Oliver Kylington may be one of the most fascinating players drafted by the Calgary Flames in years. Pronounced “Shillington” (because in Swedish the “Kyl” sequence becomes a “Sh” sound), the talented Swede was lauded by many as one of the top players in the 2015 Draft. He was ranked first among European skaters by Central Scouting in their midterm rankings, but an uneven year punctuated by changing teams resulted in him being ranked sixth on that list at year’s end.
He ended up going 60th overall to the Flames, when Calgary traded up from the third round to grab him. When the season began, many had him as a lock to be taken in the first half of the first round. Life’s funny that way sometimes.
For his part, Kylington seems focused on having the best season he can and putting the ups and downs of this year behind him.
“It was fun to be chosen by Calgary,” said Kylington. “Of course, the draft was very exciting and nerve-wracking, but now I’m here and I just need to focus on being better every way. I work hard on the ice and off ice. Now I’m not thinking about the draft that much, just looking forward to the season.”
To say Kylington played a lot of hockey in a lot of different places over the past 12 months would be a titanic understatement. He played on Sweden’s entry at the Ivan Hlinka tournament, spent time with Farjestads BK in the SuperElit junior league, the SHL and the Champions League, moved on to play with AIK of the secondary Swedish league, and then capped the year off with a run with Sweden’s team at the Under-18 World Championships. He played everywhere, but didn’t think it was a hurdle to his development.

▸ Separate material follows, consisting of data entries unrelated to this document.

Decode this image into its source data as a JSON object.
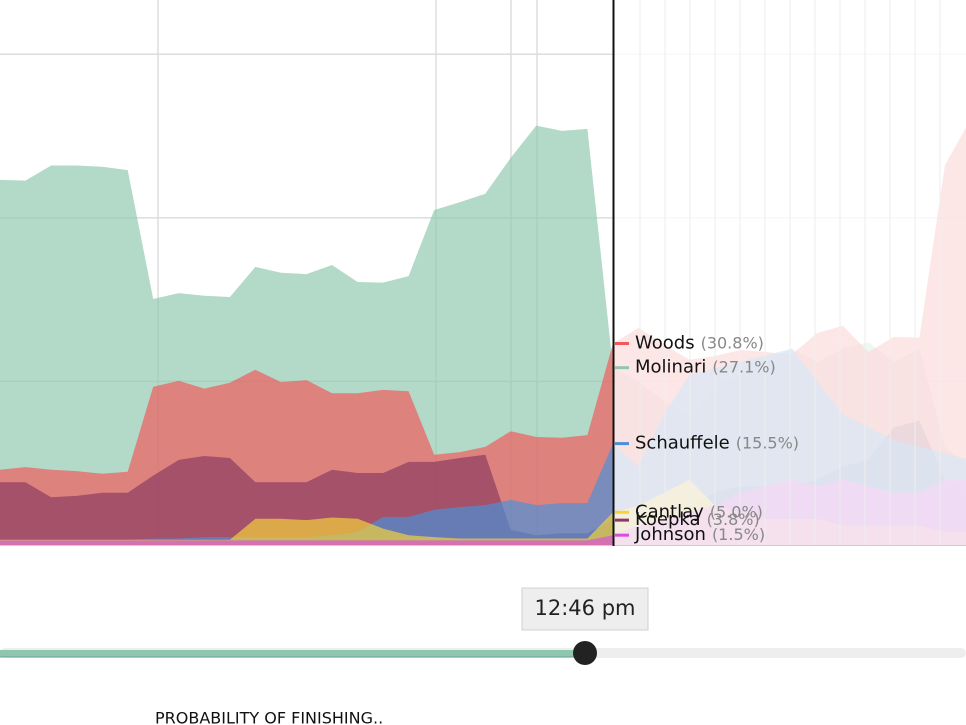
{
  "chart_data": {
    "type": "area",
    "ylim": [
      0,
      83.3
    ],
    "yticks": [
      25,
      50,
      75
    ],
    "grid": true,
    "current_index": 24,
    "series": [
      {
        "name": "Molinari",
        "color": "#8fc7ae",
        "value_label": "(27.1%)",
        "values": [
          55.8,
          55.7,
          58.0,
          58.0,
          57.8,
          57.3,
          37.6,
          38.5,
          38.1,
          37.9,
          42.5,
          41.6,
          41.4,
          42.8,
          40.2,
          40.1,
          41.1,
          51.2,
          52.4,
          53.7,
          59.2,
          64.1,
          63.3,
          63.6,
          27.1,
          25,
          22,
          20,
          24,
          26,
          28,
          30,
          28,
          30,
          31,
          28,
          30,
          15,
          12
        ]
      },
      {
        "name": "Woods",
        "color": "#f0585a",
        "value_label": "(30.8%)",
        "values": [
          11.5,
          11.9,
          11.5,
          11.3,
          10.9,
          11.2,
          24.2,
          25.1,
          23.9,
          24.8,
          26.8,
          24.9,
          25.2,
          23.2,
          23.2,
          23.7,
          23.5,
          13.8,
          14.2,
          15.0,
          17.4,
          16.5,
          16.4,
          16.8,
          30.8,
          33.2,
          30.6,
          28.3,
          28.9,
          29.8,
          29.5,
          29.1,
          32.4,
          33.5,
          29.5,
          31.8,
          31.7,
          58.1,
          65.0
        ]
      },
      {
        "name": "Koepka",
        "color": "#8b3a62",
        "value_label": "(3.8%)",
        "values": [
          9.6,
          9.6,
          7.3,
          7.5,
          8.0,
          8.0,
          10.6,
          13.0,
          13.6,
          13.3,
          9.6,
          9.6,
          9.6,
          11.5,
          11.0,
          11.0,
          12.7,
          12.7,
          13.3,
          13.8,
          2.3,
          1.5,
          1.8,
          1.8,
          3.8,
          4,
          5,
          6,
          8,
          9,
          9,
          9,
          10,
          12,
          13,
          18,
          19,
          10,
          8
        ]
      },
      {
        "name": "Schauffele",
        "color": "#4a90d9",
        "value_label": "(15.5%)",
        "values": [
          0.8,
          0.8,
          0.8,
          0.8,
          0.8,
          0.8,
          1.0,
          1.0,
          1.2,
          1.2,
          1.2,
          1.2,
          1.2,
          1.5,
          2.0,
          4.3,
          4.3,
          5.4,
          5.8,
          6.1,
          6.9,
          6.1,
          6.4,
          6.4,
          15.5,
          12,
          20,
          26,
          27,
          28,
          29,
          30,
          25,
          20,
          18,
          16,
          15,
          14,
          13
        ]
      },
      {
        "name": "Cantlay",
        "color": "#f5d33a",
        "value_label": "(5.0%)",
        "values": [
          0.8,
          0.8,
          0.8,
          0.8,
          0.8,
          0.8,
          0.8,
          0.8,
          0.8,
          0.8,
          4.0,
          4.0,
          3.8,
          4.2,
          4.0,
          2.5,
          1.5,
          1.2,
          1.0,
          1.0,
          1.0,
          1.0,
          1.0,
          1.0,
          5.0,
          6,
          8,
          10,
          6,
          5,
          4,
          4,
          4,
          3,
          3,
          3,
          3,
          2,
          2
        ]
      },
      {
        "name": "Johnson",
        "color": "#d94fd9",
        "value_label": "(1.5%)",
        "values": [
          0.7,
          0.7,
          0.7,
          0.7,
          0.7,
          0.7,
          0.7,
          0.7,
          0.7,
          0.7,
          0.7,
          0.7,
          0.7,
          0.7,
          0.7,
          0.7,
          0.7,
          0.7,
          0.7,
          0.7,
          0.7,
          0.7,
          0.7,
          0.7,
          1.5,
          3,
          4,
          5,
          6,
          8,
          9,
          10,
          9,
          10,
          9,
          8,
          8,
          10,
          10
        ]
      }
    ]
  },
  "time_label": "12:46 pm",
  "footer": "PROBABILITY OF FINISHING.."
}
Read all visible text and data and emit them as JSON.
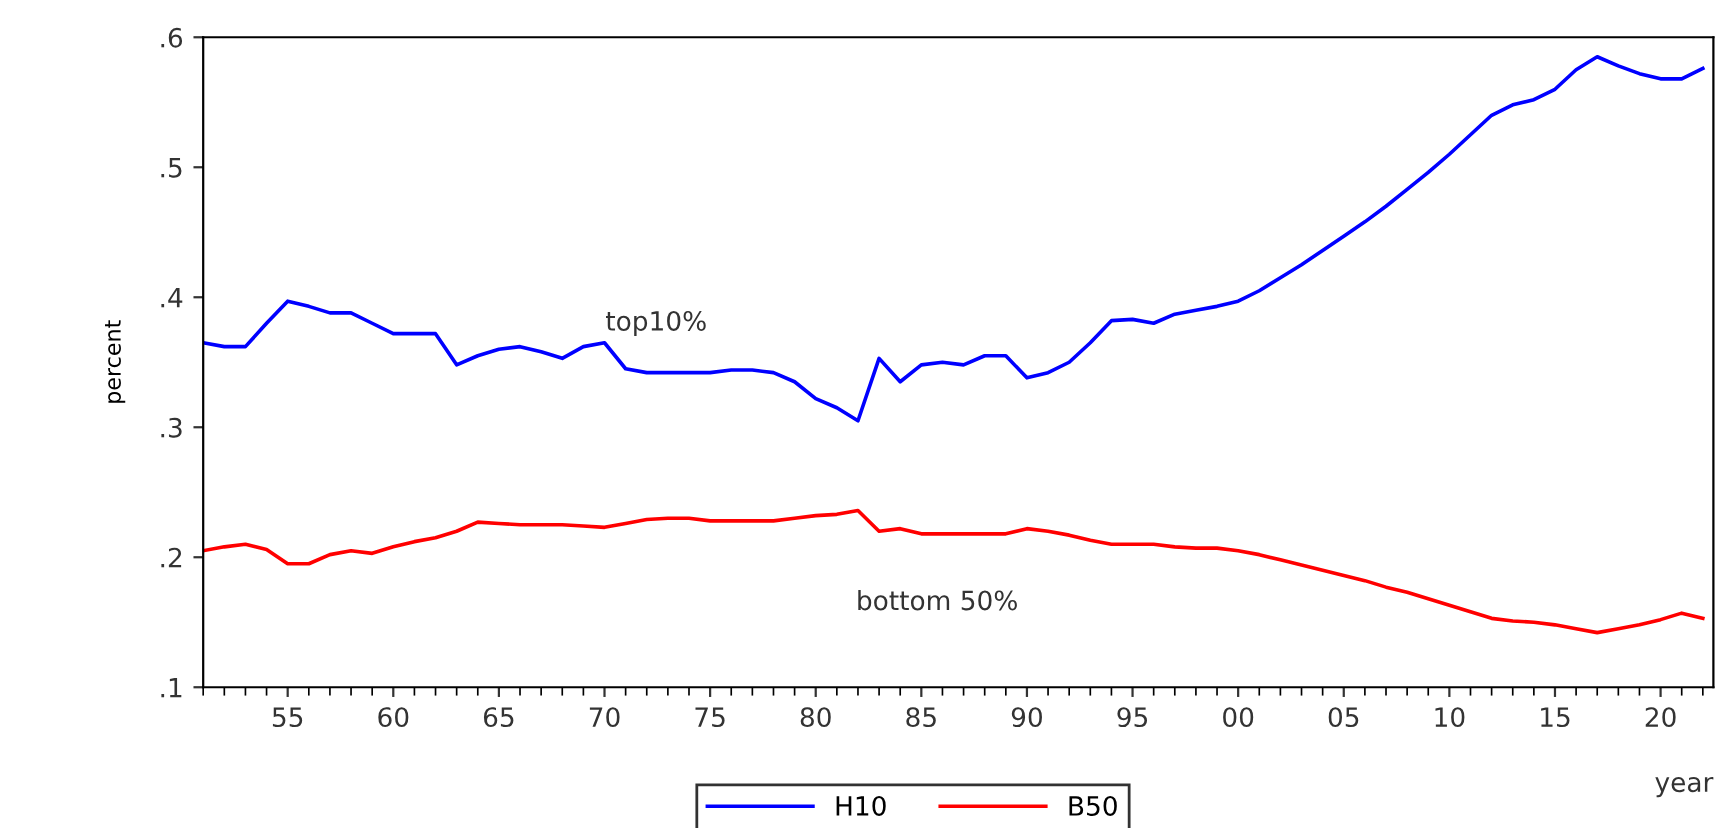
{
  "chart_data": {
    "type": "line",
    "xlabel": "year",
    "ylabel": "percent",
    "x": [
      1951,
      1952,
      1953,
      1954,
      1955,
      1956,
      1957,
      1958,
      1959,
      1960,
      1961,
      1962,
      1963,
      1964,
      1965,
      1966,
      1967,
      1968,
      1969,
      1970,
      1971,
      1972,
      1973,
      1974,
      1975,
      1976,
      1977,
      1978,
      1979,
      1980,
      1981,
      1982,
      1983,
      1984,
      1985,
      1986,
      1987,
      1988,
      1989,
      1990,
      1991,
      1992,
      1993,
      1994,
      1995,
      1996,
      1997,
      1998,
      1999,
      2000,
      2001,
      2002,
      2003,
      2004,
      2005,
      2006,
      2007,
      2008,
      2009,
      2010,
      2011,
      2012,
      2013,
      2014,
      2015,
      2016,
      2017,
      2018,
      2019,
      2020,
      2021,
      2022
    ],
    "series": [
      {
        "name": "H10",
        "color": "#0000ff",
        "values": [
          0.365,
          0.362,
          0.362,
          0.38,
          0.397,
          0.393,
          0.388,
          0.388,
          0.38,
          0.372,
          0.372,
          0.372,
          0.348,
          0.355,
          0.36,
          0.362,
          0.358,
          0.353,
          0.362,
          0.365,
          0.345,
          0.342,
          0.342,
          0.342,
          0.342,
          0.344,
          0.344,
          0.342,
          0.335,
          0.322,
          0.315,
          0.305,
          0.353,
          0.335,
          0.348,
          0.35,
          0.348,
          0.355,
          0.355,
          0.338,
          0.342,
          0.35,
          0.365,
          0.382,
          0.383,
          0.38,
          0.387,
          0.39,
          0.393,
          0.397,
          0.405,
          0.415,
          0.425,
          0.436,
          0.447,
          0.458,
          0.47,
          0.483,
          0.496,
          0.51,
          0.525,
          0.54,
          0.548,
          0.552,
          0.56,
          0.575,
          0.585,
          0.578,
          0.572,
          0.568,
          0.568,
          0.576
        ]
      },
      {
        "name": "B50",
        "color": "#ff0000",
        "values": [
          0.205,
          0.208,
          0.21,
          0.206,
          0.195,
          0.195,
          0.202,
          0.205,
          0.203,
          0.208,
          0.212,
          0.215,
          0.22,
          0.227,
          0.226,
          0.225,
          0.225,
          0.225,
          0.224,
          0.223,
          0.226,
          0.229,
          0.23,
          0.23,
          0.228,
          0.228,
          0.228,
          0.228,
          0.23,
          0.232,
          0.233,
          0.236,
          0.22,
          0.222,
          0.218,
          0.218,
          0.218,
          0.218,
          0.218,
          0.222,
          0.22,
          0.217,
          0.213,
          0.21,
          0.21,
          0.21,
          0.208,
          0.207,
          0.207,
          0.205,
          0.202,
          0.198,
          0.194,
          0.19,
          0.186,
          0.182,
          0.177,
          0.173,
          0.168,
          0.163,
          0.158,
          0.153,
          0.151,
          0.15,
          0.148,
          0.145,
          0.142,
          0.145,
          0.148,
          0.152,
          0.157,
          0.153
        ]
      }
    ],
    "annotations": [
      "top10%",
      "bottom 50%"
    ],
    "xlim": [
      1951,
      2022.5
    ],
    "xticks": [
      {
        "value": 1955,
        "label": "55"
      },
      {
        "value": 1960,
        "label": "60"
      },
      {
        "value": 1965,
        "label": "65"
      },
      {
        "value": 1970,
        "label": "70"
      },
      {
        "value": 1975,
        "label": "75"
      },
      {
        "value": 1980,
        "label": "80"
      },
      {
        "value": 1985,
        "label": "85"
      },
      {
        "value": 1990,
        "label": "90"
      },
      {
        "value": 1995,
        "label": "95"
      },
      {
        "value": 2000,
        "label": "00"
      },
      {
        "value": 2005,
        "label": "05"
      },
      {
        "value": 2010,
        "label": "10"
      },
      {
        "value": 2015,
        "label": "15"
      },
      {
        "value": 2020,
        "label": "20"
      }
    ],
    "ylim": [
      0.1,
      0.6
    ],
    "yticks": [
      {
        "value": 0.1,
        "label": ".1"
      },
      {
        "value": 0.2,
        "label": ".2"
      },
      {
        "value": 0.3,
        "label": ".3"
      },
      {
        "value": 0.4,
        "label": ".4"
      },
      {
        "value": 0.5,
        "label": ".5"
      },
      {
        "value": 0.6,
        "label": ".6"
      }
    ],
    "grid": false,
    "legend": "bottom",
    "marker": "none",
    "line_style": "solid"
  }
}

“I don’t think I have a problem getting used to different systems,” said Kylington. “I’ve been playing on a lot of teams when I was young and I think it has been good for my developing. For me, it’s good, I think. I haven’t had any problem with that this season. I don’t have any problem with different systems or stuff like that.”
Perhaps the biggest question from Flames fans this summer has been regarding Kylington’s status for next season. He signed a contract with AIK earlier in the spring, but was also drafted by the Brandon Wheat Kings in the Canadian Hockey League import draft.
“I have a [out] clause, but you never know,” shared Kylington, regarding his contractual status. “I don’t know if Calgary wants to sign me or anything like that. So I don’t know what’s up for this season. But right now, I just know that I have a contract with AIK and I’m going to play with them this year.”
The gist of the NHL/Sweden transfer agreement is this: you can only be under one contract at a time. So for the Flames to sign Kylington, AIK would have to release him from his commitment. If that happened, he would be eligible to play in the AHL with Stockton or in the WHL with Brandon. As of development camp, Kylington was preparing to begin next season with AIK. Another sign of that expectation is the absence of Kylington from Sweden’s junior team roster at the Lake Placid mini-tournament in early August – it conflicts with the beginning of AIK’s schedule.
“I had a talk with the Swedish national coach and he just wanted to try player out this year for the World Juniors, so I’m not worried about that,” said Kylington. “I think it’s good for me to start with AIK when that tournament with Sweden is.”
On a certain level, the lack of clarity about Kylington’s status next season probably is a source of frustration for all involved. Kylington’s obviously an incredibly talented player – even after being off-ice for two months, his skating at development camp was smooth as silk – but a full season in one spot just being able to play the game and grow without distractions would probably be just what the doctor ordered for his development.
There’s a pretty good chance that he’ll actually get that full season in one spot – broken up perhaps by a trip to Finland at Christmas for the World Juniors. But whether that trip is a break from his season in Stockton, Brandon or Stockholm is yet to be determined.